Том 3. Городок - Тэффи Надежда Александровна 13 стр.


– Да, да, я так и знала, что этим кончится. И вы, вы светлая, вы яркая, вы тоже. Но скажите, там, в кругу ваших друзей, когда горячие споры об искусстве до утра соединяют вас пылающим кольцом вокруг скромной лампы, когда реющие над вами тени Некрасова и Надсона с любовью склоняются, как бы прислушиваясь к вашим словам, а тень великого Толстого…

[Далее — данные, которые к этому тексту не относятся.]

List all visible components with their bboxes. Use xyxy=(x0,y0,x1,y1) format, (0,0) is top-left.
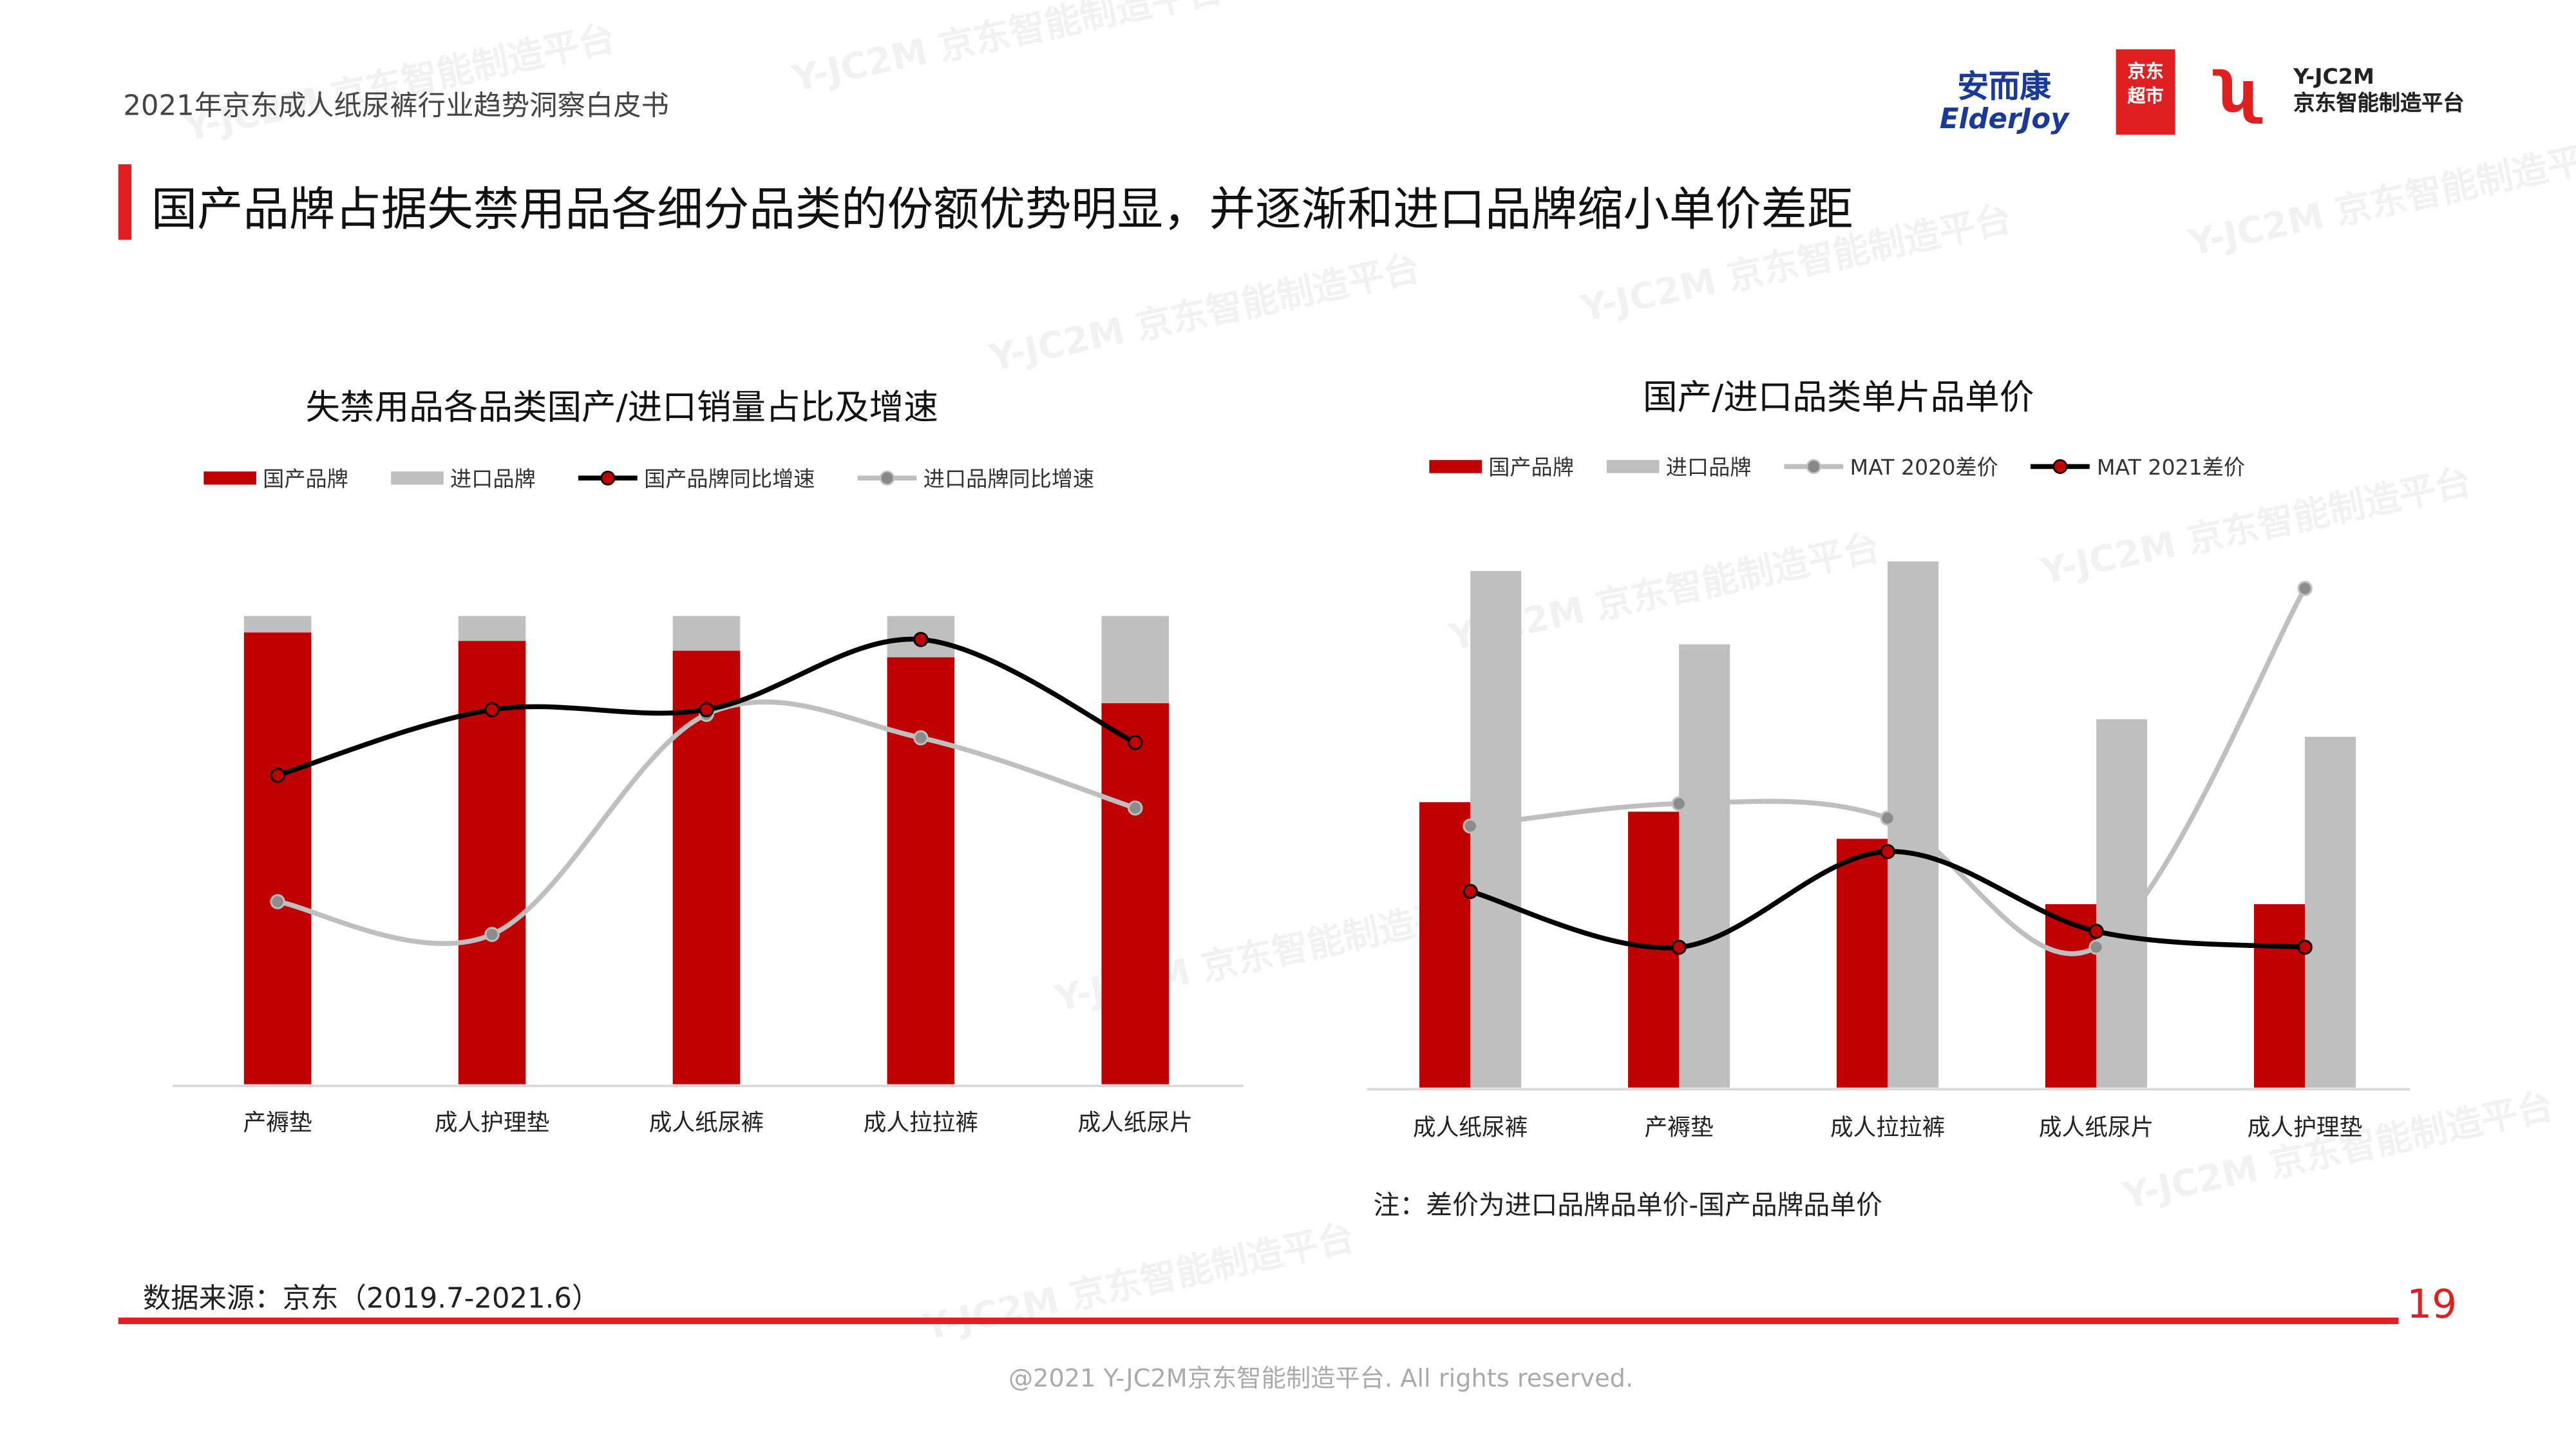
bar-import xyxy=(672,616,741,651)
line-point xyxy=(1463,818,1478,834)
x-tick-label: 成人护理垫 xyxy=(435,1110,550,1136)
x-tick-label: 成人拉拉裤 xyxy=(1830,1115,1946,1141)
yjc2m-logo-cn: 京东智能制造平台 xyxy=(2293,91,2465,117)
legend-label: 国产品牌 xyxy=(263,468,348,493)
yjc2m-logo-text: Y-JC2M 京东智能制造平台 xyxy=(2293,66,2464,118)
chart-note: 注：差价为进口品牌品单价-国产品牌品单价 xyxy=(1373,1189,1882,1221)
x-tick-label: 成人纸尿片 xyxy=(2039,1115,2154,1141)
elderjoy-logo-cn: 安而康 xyxy=(1957,69,2051,106)
line-series xyxy=(277,699,1136,946)
line-point xyxy=(270,894,285,909)
legend-swatch xyxy=(1429,459,1482,473)
legend-right: 国产品牌 进口品牌 MAT 2020差价 MAT 2021差价 xyxy=(1429,450,2245,481)
legend-swatch xyxy=(391,470,444,484)
line-point xyxy=(484,927,500,942)
legend-label: 进口品牌同比增速 xyxy=(923,468,1095,493)
line-point xyxy=(1128,735,1143,750)
legend-label: MAT 2020差价 xyxy=(1850,457,1998,482)
line-point xyxy=(2297,581,2313,596)
document-title: 2021年京东成人纸尿裤行业趋势洞察白皮书 xyxy=(123,90,669,124)
x-tick-label: 成人纸尿裤 xyxy=(1413,1115,1528,1141)
bar-domestic xyxy=(1837,838,1888,1088)
bar-domestic xyxy=(672,650,741,1084)
chart-title-left: 失禁用品各品类国产/进口销量占比及增速 xyxy=(305,388,938,428)
line-point xyxy=(699,702,714,717)
bar-import xyxy=(1888,561,1939,1088)
elderjoy-logo: 安而康 ElderJoy xyxy=(1922,62,2087,137)
x-tick-label: 成人拉拉裤 xyxy=(864,1110,979,1136)
line-point xyxy=(2088,940,2104,955)
line-point xyxy=(270,768,285,783)
bar-import xyxy=(2305,737,2356,1088)
legend-label: 进口品牌 xyxy=(1665,457,1752,482)
bar-domestic xyxy=(1101,703,1170,1084)
bar-import xyxy=(1679,644,1730,1088)
line-point xyxy=(913,632,929,647)
x-tick-label: 成人纸尿片 xyxy=(1077,1110,1193,1136)
bar-domestic xyxy=(887,657,955,1084)
x-tick-label: 产褥垫 xyxy=(243,1110,312,1136)
legend-line-marker xyxy=(1784,458,1844,473)
line-point xyxy=(2297,940,2313,955)
bar-import xyxy=(243,616,312,633)
legend-line-marker xyxy=(2031,458,2090,473)
chart-title-right: 国产/进口品类单片品单价 xyxy=(1643,377,2034,417)
legend-swatch xyxy=(204,470,256,484)
line-point xyxy=(1880,810,1895,826)
yjc2m-logo-en: Y-JC2M xyxy=(2293,66,2374,91)
legend-item: MAT 2021差价 xyxy=(2031,450,2245,481)
legend-item: 进口品牌 xyxy=(391,462,536,493)
line-point xyxy=(913,730,929,746)
bar-domestic xyxy=(1419,802,1471,1088)
legend-label: 国产品牌 xyxy=(1488,457,1574,482)
legend-item: 国产品牌 xyxy=(204,462,348,493)
legend-label: 国产品牌同比增速 xyxy=(644,468,815,493)
x-tick-label: 产褥垫 xyxy=(1645,1115,1714,1141)
x-tick-label: 成人护理垫 xyxy=(2248,1115,2363,1141)
legend-label: 进口品牌 xyxy=(450,468,536,493)
legend-line-marker xyxy=(857,469,917,485)
elderjoy-logo-en: ElderJoy xyxy=(1939,103,2069,137)
line-point xyxy=(1671,940,1687,955)
legend-item: 国产品牌 xyxy=(1429,450,1574,481)
bar-import xyxy=(458,616,526,641)
legend-item: 进口品牌同比增速 xyxy=(857,462,1095,493)
line-point xyxy=(1463,884,1478,899)
line-series xyxy=(1470,587,2307,956)
headline-accent-bar xyxy=(118,164,132,240)
legend-left: 国产品牌 进口品牌 国产品牌同比增速 进口品牌同比增速 xyxy=(204,462,1094,493)
headline: 国产品牌占据失禁用品各细分品类的份额优势明显，并逐渐和进口品牌缩小单价差距 xyxy=(151,182,1853,237)
page-number: 19 xyxy=(2407,1281,2458,1328)
footer-divider xyxy=(118,1317,2399,1325)
line-point xyxy=(1128,800,1143,816)
jd-supermarket-logo: 京东 超市 xyxy=(2116,49,2175,135)
line-point xyxy=(1671,796,1687,811)
legend-item: 进口品牌 xyxy=(1606,450,1752,482)
bar-domestic xyxy=(2253,904,2306,1088)
bar-import xyxy=(1101,616,1170,703)
jd-logo-line2: 超市 xyxy=(2127,85,2164,107)
x-tick-label: 成人纸尿裤 xyxy=(649,1110,764,1136)
line-point xyxy=(1880,844,1895,860)
bar-domestic xyxy=(243,632,312,1084)
yjc2m-logo-icon: ʯ xyxy=(2217,61,2262,127)
legend-label: MAT 2021差价 xyxy=(2096,457,2246,482)
line-point xyxy=(484,702,500,717)
line-point xyxy=(2088,923,2104,939)
bar-domestic xyxy=(2045,904,2097,1088)
copyright: @2021 Y-JC2M京东智能制造平台. All rights reserve… xyxy=(1008,1363,1634,1394)
legend-item: MAT 2020差价 xyxy=(1784,450,1998,481)
data-source: 数据来源：京东（2019.7-2021.6） xyxy=(142,1283,600,1316)
legend-item: 国产品牌同比增速 xyxy=(578,462,815,493)
bar-import xyxy=(1470,571,1522,1088)
legend-swatch xyxy=(1606,459,1660,473)
jd-logo-line1: 京东 xyxy=(2127,61,2164,82)
legend-line-marker xyxy=(578,469,638,485)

Я не знаю, как это вышло. Я сначала не поняла, кто это вопит. Теперь я, конечно, отлично понимаю, что завопила именно я. Но тогда мне казалось, что чужой голос, тонкий и хриплый, который я слушала, с ужасом и отвращением завопил:

– Последний раз говорю: отпорите рукава и вставьте широкие из крепдешина.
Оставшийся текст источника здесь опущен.